My original point, in contrast to Len's, was only that engineering does
not require theory.  Engineering can proceed by inducing what practices
work, or by borrowing that knowledge and enhancing it by experiment,
without knowing Why.  Engineering can proceed more rapidly and
effectively if we know Why; but it can also proceed by knowing only What
and How.  And it has done the latter for five millenia.

By comparison, a primary objective of science, and *the* primary
objective of philosophy, is to develop theory, to understand Why.  When
science goes beyond observation, it is about the development of theory.

One certainly doesn't want engineering practice to conflict with
available scientific theory (although it does from time to time).  But
where there is no theory, engineering can proceed on the basis of
observation.  And historically, a goad for scientific research has been
the effectiveness of engineering practices in areas in which no
supporting theory exists.

> EB> The trick is to recognize which expertise is needed when and
>  > apply it properly.
> I agree.  But it is impossible to have a fixed methodology for
> doing truly revolutionary research.

Indeed, but it is possible to have a "nearly fixed" methodology for
performing scientific observation, and many scientists spend their
entire careers doing just that.  You don't have to have a theory named
after you to make a major contribution.

And in the same way, it is possible to have a "nearly fixed" methodology
for doing effective engineering.  Many engineering problems do not
require major new insights; they just require analysis of the problem
space (observation) and the application of accepted principles to the
design of solutions.

Like revolutionary science, truly revolutionary engineering also
requires the engineer to "think outside the box", to make less clearly
related observations, and to apply to the development of a solution
theory and knowledge that is not commonly perceived to be related.  But
truly revolutionary engineering, and truly revolutionary science, are
the rarae aves of both disciplines.

>   However, there is an effective way to stifle creativity:
> Define and enforce sharp boundaries between disciplines.
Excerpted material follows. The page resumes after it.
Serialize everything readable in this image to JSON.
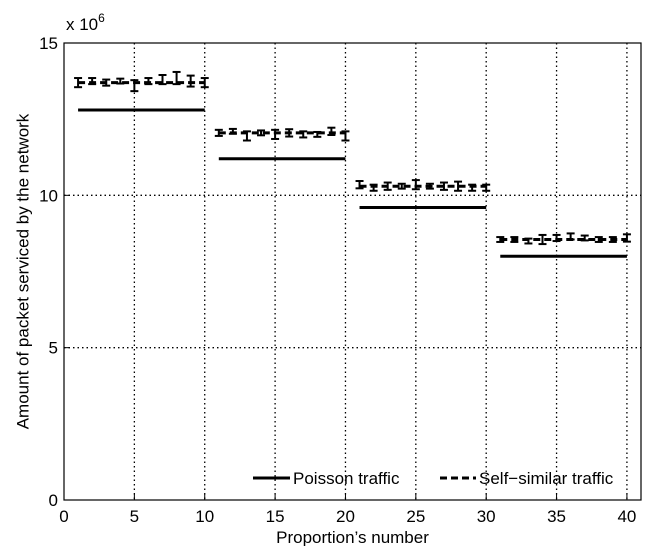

Of course.  But we are not talking about enforcing boundaries, or at
least I wasn't.  I was talking about defining the nature of a
discipline.  You as an individual can act in multiple disciplines, as
long as you are aware of the knowledge and behavior requirements each
imposes.  But a lot of would-be revolutionaries ignore the requirements
of their discipline(s), and therefore have none.

What you say, John, is very wise, but it is also precisely the kind of
wisdom-as-sound-byte that will be perverted by the ignorant to foolish
ends.  And in software engineering, which to my mind includes knowledge
engineering, the ignorant and undisciplined are abundant.


Edward J. Barkmeyer                        Email: edbark@xxxxxxxx
National Institute of Standards & Technology
Manufacturing Systems Integration Division
100 Bureau Drive, Stop 8263                Tel: +1 301-975-3528
Gaithersburg, MD 20899-8263                FAX: +1 301-975-4694

"The opinions expressed above do not reflect consensus of NIST,
 and have not been reviewed by any Government authority."